Drivers for Uber and Lyft should immediately start collecting state unemployment benefits in New York after a federal judge ruled Tuesday in favor of a lawsuit brought by drivers and the New York Taxi Workers Alliance against the state.

The lawsuit, filed in May against Governor Andrew Cuomo, the Department of Labor, and the department's commissioner Roberta Reardon, faulted the state for failing to pay unemployment benefits promptly.

"The DOL has continued to treat app-based drivers' applications for benefits as though they are independent contractors, placing the burden on drivers to prove their earnings and employment status," the lawsuit said.

The lawsuit points to a 2018 ruling that determined that Uber drivers and others "similarly employed" as a driver should be classified as employees to qualify for traditional unemployment insurance. Another court ruling issued in late March also determined that delivery app workers for Postmates must be classified as "employees."

Without state unemployment benefits, Uber and Lyft drivers in New York were eligible only for federally-funded Pandemic Unemployment Assistance—an expanded benefit for out-of-work freelancers during the COVID-19 pandemic under the CARES Act.

In her ruling Tuesday, District Judge LaShann DeArcy Hall for the Eastern District of New York cited “an avoidable and inexcusable delay in the payment of unemployment insurance” to drivers, the NY Times reports. DeArcy issued a temporary injunction so that drivers may begin to collect payments even if the state appeals the case.

Another issue was the delay in processing claims, as the state said they couldn't pay out unemployment claims without earnings data from Uber and Lyft -- leading drivers into a situation where they "receive a statement saying that they have no earnings on file regarding their work for Uber and Lyft, forcing them into a bureaucratic process to demonstrate their eligibility for traditional benefits that can last months," according to the Times.

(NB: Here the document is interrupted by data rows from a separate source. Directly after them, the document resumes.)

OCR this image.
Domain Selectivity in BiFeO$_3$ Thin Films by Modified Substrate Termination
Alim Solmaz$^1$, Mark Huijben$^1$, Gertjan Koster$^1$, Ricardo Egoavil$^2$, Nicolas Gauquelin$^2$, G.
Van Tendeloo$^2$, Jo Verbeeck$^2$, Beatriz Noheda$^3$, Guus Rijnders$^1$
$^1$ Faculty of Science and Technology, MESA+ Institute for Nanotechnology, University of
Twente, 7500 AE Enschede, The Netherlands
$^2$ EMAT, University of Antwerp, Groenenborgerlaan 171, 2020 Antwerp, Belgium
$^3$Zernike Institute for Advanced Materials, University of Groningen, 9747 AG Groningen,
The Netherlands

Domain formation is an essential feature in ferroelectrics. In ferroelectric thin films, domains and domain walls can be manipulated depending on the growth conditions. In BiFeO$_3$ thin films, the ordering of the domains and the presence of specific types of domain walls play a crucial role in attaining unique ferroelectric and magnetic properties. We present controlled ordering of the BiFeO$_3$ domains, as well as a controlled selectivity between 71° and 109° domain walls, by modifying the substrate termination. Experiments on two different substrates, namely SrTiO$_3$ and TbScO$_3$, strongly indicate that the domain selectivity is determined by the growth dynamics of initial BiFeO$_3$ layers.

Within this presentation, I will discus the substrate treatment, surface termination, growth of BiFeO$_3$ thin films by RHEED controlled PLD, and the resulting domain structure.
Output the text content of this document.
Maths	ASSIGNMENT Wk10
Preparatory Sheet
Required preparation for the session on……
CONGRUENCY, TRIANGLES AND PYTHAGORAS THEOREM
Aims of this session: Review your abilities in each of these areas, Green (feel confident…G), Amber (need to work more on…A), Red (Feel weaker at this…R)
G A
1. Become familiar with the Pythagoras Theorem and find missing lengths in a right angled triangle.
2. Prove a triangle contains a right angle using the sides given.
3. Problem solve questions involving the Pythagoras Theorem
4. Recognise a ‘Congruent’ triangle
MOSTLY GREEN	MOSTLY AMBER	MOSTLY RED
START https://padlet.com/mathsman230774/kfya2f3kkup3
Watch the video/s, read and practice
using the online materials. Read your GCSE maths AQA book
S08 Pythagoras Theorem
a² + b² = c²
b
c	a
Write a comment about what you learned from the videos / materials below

According to a copy of the ruling obtained by the Times, the state Department now has seven days to assemble and train a “work group” of "several dozen staff members who will identify backlogged claims by drivers who have sought 'reconsideration' after being told that they were ineligible, and take the necessary steps to pay them promptly. The state has 45 days to resolve this backlog."

At the time the lawsuit was filed, Uber disputed drivers' classification as employees, citing a 2014 federal court ruling that was upheld on appeal. Lyft described the lawsuit a result of "special interests" not interested in "what's best for drivers," emphasizing the lawsuit was organized by a labor union.

In a statement responding to the ruling, Uber spokesperson Alix Anfang said, "Our current employment system is outdated and unfair because it requires that employees get benefits and protections, while independent workers who choose flexible work don’t. We fought for all workers to receive unemployment benefits in the CARES Act, we provided all data the NYDOL requested so they could give independent workers financial assistance, and we will continue to fight for all workers to get financial support—not just those doing a certain type of work.“

Lyft did not immediately respond to a request for comment Tuesday, nor did the Governor's office.